In Oregon, property taxes are assessed for realproperty, machinery and equipment, manufactured structures, business personal property, and floating property. Oregon has an ad valorem property tax system, which means the property taxes you pay are based on the value the county assessor establishes for your property.

The assessor estimates the value of most taxable property on January 1, prior to the beginning of the tax year. The tax year runs from July 1 through June 30. January 1 is called the “assessment date.” The assessor’s estimate of value will appear on the tax statement mailed to you in October.

The following terms and definitions are provided to help you understand how your property is valued and assessed:

• Real Market Value (RMV) is the value the assessor has estimated your property would sell for on the open market as of the assessment date. RMV appears on most property tax statements.

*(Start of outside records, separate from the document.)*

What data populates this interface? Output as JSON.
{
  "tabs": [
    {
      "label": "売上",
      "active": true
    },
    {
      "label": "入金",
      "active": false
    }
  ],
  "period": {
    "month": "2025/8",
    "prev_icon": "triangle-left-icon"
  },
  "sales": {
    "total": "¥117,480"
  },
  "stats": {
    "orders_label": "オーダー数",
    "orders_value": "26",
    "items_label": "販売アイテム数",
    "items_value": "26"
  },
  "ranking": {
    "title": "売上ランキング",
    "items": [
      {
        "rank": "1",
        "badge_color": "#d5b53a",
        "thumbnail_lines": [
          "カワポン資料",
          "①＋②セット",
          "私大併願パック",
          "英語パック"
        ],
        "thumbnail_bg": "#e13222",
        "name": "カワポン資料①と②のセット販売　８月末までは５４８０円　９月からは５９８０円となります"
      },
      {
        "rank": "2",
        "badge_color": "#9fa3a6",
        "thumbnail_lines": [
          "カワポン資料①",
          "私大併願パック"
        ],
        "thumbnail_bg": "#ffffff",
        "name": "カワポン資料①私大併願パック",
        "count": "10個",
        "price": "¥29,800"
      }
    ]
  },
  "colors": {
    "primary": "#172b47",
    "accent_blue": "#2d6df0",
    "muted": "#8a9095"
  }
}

• Maximum Assessed Value (MAV) is the greater of 103 percent of the prior year’s assessed value or 100 percent of the prior year’s MAV. MAV is not limited to an increase of 3 percent if certain changes are made to your property. These changes are called exceptions. MAV does not appear on most tax statements.

• Assessed Value (AV) is the value used to calculate your tax. It is the lesser of RMV or MAV. Assessed value appears on your tax statement.

You may appeal the current year real market, maximum assessed, specially assessed, or assessed value of your property. However, the authority of BOPTA to reduce the MAV and AV of your property is limited to the calculation allowed by law and an appeal may not result in a reduction of tax.

The majority of appeals will be based on a difference of opinion between you and the assessor about RMV. In such cases, you will need to present evidence about the market value of your property as it existed on the assessment date. Evidence might include an appraisal report of your property done by an independent appraiser or a comparison of your property with similar properties that have recently sold in your area.